在计算完注意力权重后施加 Dropout 掩码

In [16]:
torch.manual_seed(123)
dropout = torch.nn.Dropout(0.5)
print(dropout(masked_attn_weights))

tensor([[2.0000, 0.0000, 0.0000, 0.0000, 0.0000, 0.0000],
        [0.0000, 0.0000, 0.0000, 0.0000, 0.0000, 0.0000],
        [0.6380, 0.6816, 0.6804, 0.0000, 0.0000, 0.0000],
        [0.0000, 0.5090, 0.5085, 0.0000, 0.0000, 0.0000],
        [0.0000, 0.4120, 0.0000, 0.3869, 0.0000, 0.0000],
        [0.0000, 0.3418, 0.3413, 0.3308, 0.3249, 0.0000]],
       grad_fn=<MulBackward0>)


综合以上内容，实现一个带有 Dropout 对因果注意力模块：

In [17]:
class CausalAttention(nn.Module):
    def __init__(self, d_in, d_out, context_length, dropout, qkv_bias=False):
        super().__init__()
        self.W_query = nn.Linear(d_in, d_out, bias=qkv_bias)
        self.W_key = nn.Linear(d_in, d_out, bias=qkv_bias)
        self.W_value = nn.Linear(d_in, d_out, bias=qkv_bias)
        self.dropout = nn.Dropout(dropout)
        tmp = torch.ones(context_length, context_length)
        self.register_buffer('mask', torch.triu(tmp, diagonal=1))
        
    def forward(self, x):
        batch_size, num_tokens, d_in = x.shape
        keys = self.W_key(x)
        queries = self.W_query(x)
        values = self.W_value(x)
        d_key = keys.shape[-1]
        
        attn_scores = queries @ keys.transpose(1, 2)
        mask = self.mask.bool()[:num_tokens, :num_tokens] # type: ignore
        attn_scores.masked_fill_(mask, -torch.inf)
        attn_weights = torch.softmax(attn_scores / d_key ** 0.5, dim=-1)
        attn_weights = self.dropout(attn_weights)
        
        context_vecs = attn_weights @ values
        return context_vecs

In [19]:
torch.manual_seed(123)
batch = torch.stack((inputs, inputs), dim=0)
sequence_length = batch.shape[1]
ca = CausalAttention(d_in, d_out, sequence_length, 0.0)
context_vecs = ca(batch)
print("batch.shape:", batch.shape, "\ncontext_vecs.shape:", context_vecs.shape)

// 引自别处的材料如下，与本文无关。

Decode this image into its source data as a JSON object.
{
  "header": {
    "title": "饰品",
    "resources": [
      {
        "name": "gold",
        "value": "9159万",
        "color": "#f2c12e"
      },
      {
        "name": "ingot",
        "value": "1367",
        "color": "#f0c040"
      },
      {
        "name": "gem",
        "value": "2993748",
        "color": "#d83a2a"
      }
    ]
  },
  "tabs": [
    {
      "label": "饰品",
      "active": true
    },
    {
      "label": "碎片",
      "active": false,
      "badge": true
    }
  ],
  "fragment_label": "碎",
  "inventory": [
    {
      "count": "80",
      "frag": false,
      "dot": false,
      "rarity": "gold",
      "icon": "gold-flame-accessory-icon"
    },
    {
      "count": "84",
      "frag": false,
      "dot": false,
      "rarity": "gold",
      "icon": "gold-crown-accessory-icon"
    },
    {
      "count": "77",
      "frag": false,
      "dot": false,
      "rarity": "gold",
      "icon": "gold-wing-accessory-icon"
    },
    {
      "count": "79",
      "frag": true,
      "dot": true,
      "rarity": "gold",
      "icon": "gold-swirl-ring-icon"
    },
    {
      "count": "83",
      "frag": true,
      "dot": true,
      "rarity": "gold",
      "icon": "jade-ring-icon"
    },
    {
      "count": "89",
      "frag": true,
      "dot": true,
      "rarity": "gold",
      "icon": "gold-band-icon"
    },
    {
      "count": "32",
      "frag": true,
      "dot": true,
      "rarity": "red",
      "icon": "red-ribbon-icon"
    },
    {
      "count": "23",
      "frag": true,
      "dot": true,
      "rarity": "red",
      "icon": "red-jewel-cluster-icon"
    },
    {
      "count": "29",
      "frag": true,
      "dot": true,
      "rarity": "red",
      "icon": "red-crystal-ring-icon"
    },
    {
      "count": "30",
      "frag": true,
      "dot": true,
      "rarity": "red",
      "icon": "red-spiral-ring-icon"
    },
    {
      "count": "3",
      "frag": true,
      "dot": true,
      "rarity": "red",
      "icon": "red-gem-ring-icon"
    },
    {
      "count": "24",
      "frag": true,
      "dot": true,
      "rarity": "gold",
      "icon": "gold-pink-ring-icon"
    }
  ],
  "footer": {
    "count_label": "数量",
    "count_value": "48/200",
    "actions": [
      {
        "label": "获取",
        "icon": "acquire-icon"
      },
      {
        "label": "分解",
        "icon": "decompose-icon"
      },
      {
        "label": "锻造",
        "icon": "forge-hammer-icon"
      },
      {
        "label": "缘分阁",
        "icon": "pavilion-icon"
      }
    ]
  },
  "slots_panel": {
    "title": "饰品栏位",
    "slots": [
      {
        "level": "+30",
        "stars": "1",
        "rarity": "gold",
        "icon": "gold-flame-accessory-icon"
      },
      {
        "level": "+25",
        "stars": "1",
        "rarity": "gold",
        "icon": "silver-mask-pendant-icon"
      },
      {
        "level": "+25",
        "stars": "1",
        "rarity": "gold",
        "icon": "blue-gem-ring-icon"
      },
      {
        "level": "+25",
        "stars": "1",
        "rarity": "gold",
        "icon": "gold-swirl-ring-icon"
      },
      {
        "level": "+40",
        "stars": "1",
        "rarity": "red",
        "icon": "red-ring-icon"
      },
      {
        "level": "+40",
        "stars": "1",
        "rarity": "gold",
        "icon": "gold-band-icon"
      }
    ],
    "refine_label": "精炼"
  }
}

batch.shape: torch.Size([2, 6, 3]) 
context_vecs.shape: torch.Size([2, 6, 2])


下面将把因果注意力模块扩展至多头结构，即多头注意力

In [18]:
class MultiHeadAttentionWrapper(nn.Module):
    def __init__(self, d_in, d_out, sequence_length, dropout, num_heads, qkv_bias=False):
        super().__init__()
        self.heads = nn.ModuleList(
            [CausalAttention(d_in, d_out, sequence_length, dropout, qkv_bias)
            for _ in range(num_heads)]
        )
        
    def forward(self, x):
        return torch.cat([head(x) for head in self.heads], dim=-1)

In [20]:
torch.manual_seed(123)
sequence_length = batch.shape[1]
d_in, d_out = 3, 2
mha = MultiHeadAttentionWrapper(d_in, d_out, sequence_length, 0.0, num_heads=2)
context_vecs = mha(batch)
print(context_vecs.shape)

torch.Size([2, 6, 4])


可以通过并行处理的多头注意力来优化实现方案

In [None]:
class MultiHeadAttention(nn.Module):
    def __init__(self, d_in, d_out, context_length, dropout, num_heads, qkv_bias=False):
        super().__init__()
        assert d_out % num_heads == 0, "d_out must be divisible by num_heads"
        self.num_heads = num_heads
        self.head_dim = d_out // num_heads
        self.d_out = d_out

        self.W_query = nn.Linear(d_in, d_out, bias=qkv_bias)
        self.W_key = nn.Linear(d_in, d_out, bias=qkv_bias)
        self.W_value = nn.Linear(d_in, d_out, bias=qkv_bias)
        self.out_proj = nn.Linear(d_out, d_out)
        self.dropout = nn.Dropout(dropout)
        tmp = torch.ones(context_length, context_length)
        self.register_buffer('mask', torch.triu(tmp, diagonal=1))
        
    def forward(self, x):
        batch_size, num_tokens, d_in = x.shape
        keys = self.W_key(x)
        queries = self.W_query(x)
        values = self.W_value(x)
        
        keys = keys.view(batch_size, num_tokens, self.num_heads, self.head_dim)
        queries = queries.view(batch_size, num_tokens, self.num_heads, self.head_dim)
        values = values.view(batch_size, num_tokens, self.num_heads, self.head_dim)
        
        keys = keys.transpose(1, 2)
        queries = queries.transpose(1, 2)
        values = values.transpose(1, 2)
        d_key = keys.shape[-1]
        
        attn_scores = queries @ keys.transpose(2, 3)
        mask = self.mask.bool()[:num_tokens, :num_tokens] # type: ignore
        attn_scores.masked_fill_(mask, -torch.inf)
        attn_weights = torch.softmax(attn_scores / d_key ** 0.5, dim=-1)
        attn_weights = self.dropout(attn_weights)
        
        context_vecs = (attn_weights @ values).transpose(1, 2)
        context_vecs = context_vecs.contiguous().view(batch_size, num_tokens, self.d_out)
        context_vecs = self.out_proj(context_vecs)
        return context_vecs